Yang saya tahu PLTN tidak layak dan bukan pilihan yang murah, saya cuma melihat dari aspek ekonomi dan aspek keselamatan. Kalau PLTN dibangun di Indonesia pasti harganya lebih mahal dari PLTU, minimal biaya capital costnya dua kali lipat dari PLTU dengan asumsi yang normal, tidak ada masalah pada saat pembangunan.
Titik-titik potensi penyelewengan dalam tata pengelolaan PLN?
Pembangkit, Transmisi dan Distribusi. Untuk pembangkit yang berkapasitas 2x600 MW itu biayanya 1.5 miliar $US (capital cost). Sayangnya kita tidak punya badan regulator, harusnya pemerintah itu kan menjadi regulator kenyataannya kan mereka kan tidak memasukan fungsi itu dengan benar.
Isu swastanisasi dan IPO 30 persen?
Ini debat panjang yah. Kalau saya begini, Kenyataanya ketika listrik dikelola PLN menjadi tidak benar. Maksudnya, saya itu percaya sama regulasi, kalau dibuat regulasi yang benar maka hal-hal yang tidak benar bisa dihindari dengan regulasi yang baik.

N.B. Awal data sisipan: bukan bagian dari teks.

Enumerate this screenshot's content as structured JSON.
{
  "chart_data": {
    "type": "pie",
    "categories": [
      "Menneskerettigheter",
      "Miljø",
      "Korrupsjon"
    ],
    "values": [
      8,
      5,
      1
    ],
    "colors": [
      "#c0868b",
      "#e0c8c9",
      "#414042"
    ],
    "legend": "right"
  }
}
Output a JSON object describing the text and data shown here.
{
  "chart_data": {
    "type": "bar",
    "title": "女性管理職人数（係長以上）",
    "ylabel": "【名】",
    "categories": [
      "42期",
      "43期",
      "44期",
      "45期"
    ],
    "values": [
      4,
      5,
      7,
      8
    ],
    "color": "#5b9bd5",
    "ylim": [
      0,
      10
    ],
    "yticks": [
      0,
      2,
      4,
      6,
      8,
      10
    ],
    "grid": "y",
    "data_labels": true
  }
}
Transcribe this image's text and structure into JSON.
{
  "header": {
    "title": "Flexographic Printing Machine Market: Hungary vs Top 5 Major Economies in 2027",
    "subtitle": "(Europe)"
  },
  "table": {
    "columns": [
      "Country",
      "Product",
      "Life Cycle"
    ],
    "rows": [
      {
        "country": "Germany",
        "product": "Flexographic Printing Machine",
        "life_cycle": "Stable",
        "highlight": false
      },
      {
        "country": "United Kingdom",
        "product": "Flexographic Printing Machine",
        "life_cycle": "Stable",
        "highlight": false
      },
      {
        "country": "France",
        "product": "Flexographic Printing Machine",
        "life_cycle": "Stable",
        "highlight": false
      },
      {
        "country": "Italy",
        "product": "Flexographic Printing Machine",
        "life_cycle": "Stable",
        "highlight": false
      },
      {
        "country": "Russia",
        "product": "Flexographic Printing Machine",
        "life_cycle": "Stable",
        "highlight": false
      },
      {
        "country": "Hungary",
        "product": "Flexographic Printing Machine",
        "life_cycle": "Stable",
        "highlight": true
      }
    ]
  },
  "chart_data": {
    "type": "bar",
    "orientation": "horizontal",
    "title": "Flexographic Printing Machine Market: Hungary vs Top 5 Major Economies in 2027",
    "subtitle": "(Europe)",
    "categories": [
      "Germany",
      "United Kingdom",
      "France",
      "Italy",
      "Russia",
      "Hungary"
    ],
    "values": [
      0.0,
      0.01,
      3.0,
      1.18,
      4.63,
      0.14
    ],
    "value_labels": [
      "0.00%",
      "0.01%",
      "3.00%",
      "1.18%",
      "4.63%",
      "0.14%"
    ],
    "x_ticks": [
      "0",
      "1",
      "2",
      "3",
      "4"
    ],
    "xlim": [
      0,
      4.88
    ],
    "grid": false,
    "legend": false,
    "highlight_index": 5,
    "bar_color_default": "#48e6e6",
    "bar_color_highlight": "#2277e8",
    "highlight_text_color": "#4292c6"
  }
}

Kalau pemerintah punya benchmark yang jelas dan negosiasi yang merugikan bisa dihilangkan itu menjadi sangat baik, masalahnya kan itu tidak mau dilakukan pemerintah.
Tapi saya juga melihat satu hal seperti ini, kebutuhan listrik di negeri kita ini cukup tinggi nah kalau kita mau bilang tidak butuh swasta itu juga tidak tepat, kenapa ? karena finansialnya PLN tidak mampu. Kalau kita tidak mau swasta, pemerintahnya komitmwn untuk menyediakan dana pertahun 3 billion USD untuk investasi pembangkit di seluruh Indonesia. Jika demikian maka kita tidak perlu ada swasta, lagi-lagi permasalahannya kan pemerintahnya tidak mau. Menurut saya tidak masalah kita ada swasta tetapi itu dikompetisikan dengan PLN. Dikompetisikan dengan regulasi, tidak perlu diciptakan pasar kompetisi. Dimana-mana juga seperti itu ko.
Masalah IPO itu untuk apa?
Saya memahami diskusinya di kalangan pemerintah dan sejumlah kalangan. PLN ini karena melakukan monopoli maka powernya besar. Misalnya, untuk instalasi listrik skala kecil yang dimiliki masyarakat atau koperasi. Itu sukar dijual kepada PLN, kenapa? PLN selalu menekan mereka. Jadi usaha-usaha dengan skala kecil ini berhadapan dengan perusahaan raksasa yang memiliki kekuatan monopoli. Celakanya regulasi kita tidak melindungi yang kecil tadi sehingga orang lama-lama ya sudah lah di pecah-pecah saja, awalnya kan seperti itu.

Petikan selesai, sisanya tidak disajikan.